Bunlar Efe'nin ağzından dökülenler. Puzzle aşamasını geçti artık resimlerle hayal dünyasında geziyor. Zaten çok severek almıştım bu ahşap yapbozu. Djeco markasının resimlerine fikirlerine zaten hayranım. Bir de bu ahşap oyuncak üç katmandan oluşuyor. Genelden detaya gidiyor. En dışında ağacın yaprakları, bir altında evin odaları ve yaşayan hayvanların aileleri bulunuyor. En alt katmanda ise her hayvandan bir tane yatağına yatmış şekilde. İki yaş ve üstü için olsa da bir buçuk yaşında rahatlıkla yapılabilecek bir oyun. Çocuk oyunu tamamlayamasa bile konuşabileceğiniz çok ayrıntı var üzerinde. Tavsiyem, önce resimleri çocuğa hikayeleştirmeniz. Dil gelişimi açısından önemli bence. Sonrasında anlattığınız hikaye üzerinden soru cevap yaparsanız çocuğunuzu da konuşması için teşvik edersiniz.
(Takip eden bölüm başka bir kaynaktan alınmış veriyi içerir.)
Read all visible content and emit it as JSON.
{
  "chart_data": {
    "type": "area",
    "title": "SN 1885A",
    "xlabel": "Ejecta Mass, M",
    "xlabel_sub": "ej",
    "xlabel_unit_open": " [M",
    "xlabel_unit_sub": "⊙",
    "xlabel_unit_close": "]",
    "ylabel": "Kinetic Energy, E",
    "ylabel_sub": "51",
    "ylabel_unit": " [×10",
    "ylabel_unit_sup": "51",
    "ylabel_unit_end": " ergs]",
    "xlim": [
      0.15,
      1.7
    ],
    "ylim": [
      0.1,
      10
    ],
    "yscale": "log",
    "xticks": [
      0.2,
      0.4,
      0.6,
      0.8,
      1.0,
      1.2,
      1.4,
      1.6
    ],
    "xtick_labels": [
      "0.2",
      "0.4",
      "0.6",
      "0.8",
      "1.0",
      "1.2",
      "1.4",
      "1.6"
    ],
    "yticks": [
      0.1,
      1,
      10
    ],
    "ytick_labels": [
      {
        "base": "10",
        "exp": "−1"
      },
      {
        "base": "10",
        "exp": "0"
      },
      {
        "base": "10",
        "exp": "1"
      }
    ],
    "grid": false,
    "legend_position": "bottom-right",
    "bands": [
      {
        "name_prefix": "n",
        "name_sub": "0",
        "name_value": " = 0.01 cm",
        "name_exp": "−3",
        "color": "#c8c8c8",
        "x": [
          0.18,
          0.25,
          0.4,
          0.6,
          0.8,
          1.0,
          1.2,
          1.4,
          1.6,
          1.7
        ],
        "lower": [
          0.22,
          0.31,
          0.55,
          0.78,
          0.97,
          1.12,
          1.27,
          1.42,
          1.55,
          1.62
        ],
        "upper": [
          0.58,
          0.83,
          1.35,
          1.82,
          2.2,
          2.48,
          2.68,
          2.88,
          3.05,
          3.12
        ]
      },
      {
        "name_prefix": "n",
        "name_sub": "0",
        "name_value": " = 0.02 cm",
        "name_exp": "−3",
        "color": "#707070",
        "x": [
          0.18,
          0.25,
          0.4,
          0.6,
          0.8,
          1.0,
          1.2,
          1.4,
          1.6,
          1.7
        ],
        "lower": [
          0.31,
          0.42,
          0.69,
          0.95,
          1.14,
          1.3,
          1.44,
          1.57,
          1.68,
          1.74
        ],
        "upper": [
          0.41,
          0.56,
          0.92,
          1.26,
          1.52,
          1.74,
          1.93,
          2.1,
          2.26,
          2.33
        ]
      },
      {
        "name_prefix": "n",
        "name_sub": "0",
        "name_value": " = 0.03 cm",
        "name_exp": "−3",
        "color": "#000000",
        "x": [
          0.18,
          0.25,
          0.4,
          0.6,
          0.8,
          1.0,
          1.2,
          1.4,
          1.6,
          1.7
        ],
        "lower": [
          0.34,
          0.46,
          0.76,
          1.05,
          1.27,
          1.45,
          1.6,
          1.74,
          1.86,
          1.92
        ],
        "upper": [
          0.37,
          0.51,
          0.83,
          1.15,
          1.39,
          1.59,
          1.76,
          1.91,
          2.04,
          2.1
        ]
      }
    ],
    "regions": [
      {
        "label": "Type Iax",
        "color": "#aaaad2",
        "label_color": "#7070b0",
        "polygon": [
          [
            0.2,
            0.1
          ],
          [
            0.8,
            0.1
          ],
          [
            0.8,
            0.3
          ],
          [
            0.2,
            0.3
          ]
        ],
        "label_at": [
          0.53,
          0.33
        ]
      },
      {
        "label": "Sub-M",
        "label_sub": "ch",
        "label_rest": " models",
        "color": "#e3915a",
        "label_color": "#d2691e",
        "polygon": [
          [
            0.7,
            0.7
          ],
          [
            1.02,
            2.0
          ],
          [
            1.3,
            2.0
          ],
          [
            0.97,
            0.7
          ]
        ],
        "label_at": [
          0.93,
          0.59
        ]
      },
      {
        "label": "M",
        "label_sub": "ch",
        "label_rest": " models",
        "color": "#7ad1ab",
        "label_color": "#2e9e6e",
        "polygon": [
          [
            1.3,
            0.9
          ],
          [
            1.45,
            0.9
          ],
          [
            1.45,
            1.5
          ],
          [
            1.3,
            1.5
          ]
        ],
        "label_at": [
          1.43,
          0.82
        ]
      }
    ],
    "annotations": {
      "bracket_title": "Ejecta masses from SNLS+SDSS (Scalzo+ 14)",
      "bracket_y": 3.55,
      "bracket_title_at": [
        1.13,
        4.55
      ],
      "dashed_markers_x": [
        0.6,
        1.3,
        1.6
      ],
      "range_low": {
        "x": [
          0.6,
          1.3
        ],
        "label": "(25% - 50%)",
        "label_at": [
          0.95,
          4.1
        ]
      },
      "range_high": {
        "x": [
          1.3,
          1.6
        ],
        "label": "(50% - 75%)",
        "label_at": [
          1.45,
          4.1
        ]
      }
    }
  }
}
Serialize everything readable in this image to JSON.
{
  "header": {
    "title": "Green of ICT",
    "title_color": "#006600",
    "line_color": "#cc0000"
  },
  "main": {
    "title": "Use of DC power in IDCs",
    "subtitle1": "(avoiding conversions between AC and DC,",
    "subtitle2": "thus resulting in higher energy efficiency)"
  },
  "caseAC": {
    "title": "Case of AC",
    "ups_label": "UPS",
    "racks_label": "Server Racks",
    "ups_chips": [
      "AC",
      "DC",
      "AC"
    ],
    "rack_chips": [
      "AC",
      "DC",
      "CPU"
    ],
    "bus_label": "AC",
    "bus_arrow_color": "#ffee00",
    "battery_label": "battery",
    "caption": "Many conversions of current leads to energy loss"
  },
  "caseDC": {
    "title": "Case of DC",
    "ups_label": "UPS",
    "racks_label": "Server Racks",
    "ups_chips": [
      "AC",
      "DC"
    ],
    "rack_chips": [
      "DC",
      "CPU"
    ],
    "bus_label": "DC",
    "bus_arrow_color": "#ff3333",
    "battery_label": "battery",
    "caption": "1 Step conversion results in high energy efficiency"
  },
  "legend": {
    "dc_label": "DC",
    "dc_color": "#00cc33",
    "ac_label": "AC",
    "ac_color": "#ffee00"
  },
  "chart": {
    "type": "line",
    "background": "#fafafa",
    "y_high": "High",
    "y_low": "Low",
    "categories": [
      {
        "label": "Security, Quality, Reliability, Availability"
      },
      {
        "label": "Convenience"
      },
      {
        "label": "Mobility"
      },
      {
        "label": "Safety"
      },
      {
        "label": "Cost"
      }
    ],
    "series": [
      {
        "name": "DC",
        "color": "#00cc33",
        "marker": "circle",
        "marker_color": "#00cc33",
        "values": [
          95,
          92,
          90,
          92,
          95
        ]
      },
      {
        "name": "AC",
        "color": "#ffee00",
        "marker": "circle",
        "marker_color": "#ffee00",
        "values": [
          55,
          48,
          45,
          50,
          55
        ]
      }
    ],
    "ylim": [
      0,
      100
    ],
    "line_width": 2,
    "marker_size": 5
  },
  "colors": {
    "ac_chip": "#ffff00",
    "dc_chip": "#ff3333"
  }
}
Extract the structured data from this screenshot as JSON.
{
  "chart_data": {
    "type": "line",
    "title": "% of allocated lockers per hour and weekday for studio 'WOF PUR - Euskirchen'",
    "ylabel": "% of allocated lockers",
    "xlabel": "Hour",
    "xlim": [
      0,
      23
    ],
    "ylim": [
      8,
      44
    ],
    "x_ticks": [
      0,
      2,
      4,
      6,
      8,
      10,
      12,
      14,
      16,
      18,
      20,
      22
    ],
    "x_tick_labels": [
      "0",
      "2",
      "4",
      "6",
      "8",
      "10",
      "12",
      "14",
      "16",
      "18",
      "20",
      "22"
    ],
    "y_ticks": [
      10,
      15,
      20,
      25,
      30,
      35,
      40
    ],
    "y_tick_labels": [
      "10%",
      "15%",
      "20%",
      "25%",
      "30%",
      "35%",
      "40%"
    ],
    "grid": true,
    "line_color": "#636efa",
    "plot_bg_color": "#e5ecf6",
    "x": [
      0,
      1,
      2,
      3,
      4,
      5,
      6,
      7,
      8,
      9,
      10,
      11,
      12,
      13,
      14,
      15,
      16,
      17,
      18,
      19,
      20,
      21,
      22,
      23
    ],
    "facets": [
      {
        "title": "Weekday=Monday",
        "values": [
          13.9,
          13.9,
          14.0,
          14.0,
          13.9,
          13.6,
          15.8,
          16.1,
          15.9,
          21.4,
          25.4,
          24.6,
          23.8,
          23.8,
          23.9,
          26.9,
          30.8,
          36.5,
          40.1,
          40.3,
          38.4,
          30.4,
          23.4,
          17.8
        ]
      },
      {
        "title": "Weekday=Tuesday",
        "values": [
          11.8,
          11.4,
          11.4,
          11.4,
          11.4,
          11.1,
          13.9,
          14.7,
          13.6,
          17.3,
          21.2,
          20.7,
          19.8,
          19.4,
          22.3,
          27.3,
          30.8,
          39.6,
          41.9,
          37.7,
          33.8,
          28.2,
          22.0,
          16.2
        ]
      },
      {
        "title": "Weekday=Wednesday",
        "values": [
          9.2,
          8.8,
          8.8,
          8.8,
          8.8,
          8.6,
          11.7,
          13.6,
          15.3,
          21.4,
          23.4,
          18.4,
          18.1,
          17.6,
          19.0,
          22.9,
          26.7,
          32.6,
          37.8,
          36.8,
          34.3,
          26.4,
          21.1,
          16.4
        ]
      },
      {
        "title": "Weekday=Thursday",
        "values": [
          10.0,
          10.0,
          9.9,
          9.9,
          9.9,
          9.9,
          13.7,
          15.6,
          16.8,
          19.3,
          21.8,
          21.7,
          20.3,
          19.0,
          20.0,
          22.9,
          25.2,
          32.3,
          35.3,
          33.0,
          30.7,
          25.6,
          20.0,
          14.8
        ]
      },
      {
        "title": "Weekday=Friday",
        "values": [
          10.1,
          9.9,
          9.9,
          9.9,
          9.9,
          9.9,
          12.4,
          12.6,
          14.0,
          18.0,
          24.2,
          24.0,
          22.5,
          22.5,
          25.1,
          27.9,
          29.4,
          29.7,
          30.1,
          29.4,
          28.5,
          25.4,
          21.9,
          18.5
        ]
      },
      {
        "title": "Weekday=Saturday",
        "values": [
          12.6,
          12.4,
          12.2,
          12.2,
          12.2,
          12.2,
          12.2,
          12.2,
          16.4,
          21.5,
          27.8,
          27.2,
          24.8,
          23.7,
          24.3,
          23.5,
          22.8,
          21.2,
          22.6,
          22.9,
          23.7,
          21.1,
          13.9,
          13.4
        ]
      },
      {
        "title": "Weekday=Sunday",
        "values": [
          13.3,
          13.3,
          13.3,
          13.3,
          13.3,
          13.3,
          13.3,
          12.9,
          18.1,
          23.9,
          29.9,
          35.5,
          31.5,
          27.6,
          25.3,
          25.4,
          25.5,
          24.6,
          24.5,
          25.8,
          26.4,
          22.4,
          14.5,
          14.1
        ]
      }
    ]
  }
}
Efe artık her odaya kendi bir hikaye uyduruyor. Hayvanları yerlerine yatırıyor. Banyo yapıyorlar, oyun oynuyorlar, salıncakta sallanıyorlar. Şimdi için, tüketmiş olsak ta, mama sandalyesinde önüne koyduğum zaman 10 dakika kazanıyorum:)
Tabi ki her Djeco oyuncak gibi bunu da zekidsten aldım. Stokta var mı bilmiyorum. Ama bunun bir de tavşanların evi olan bir versiyonu var. Piyasada hem ahşap hem de böyle detaya inen katmanlı puzzle görmedim.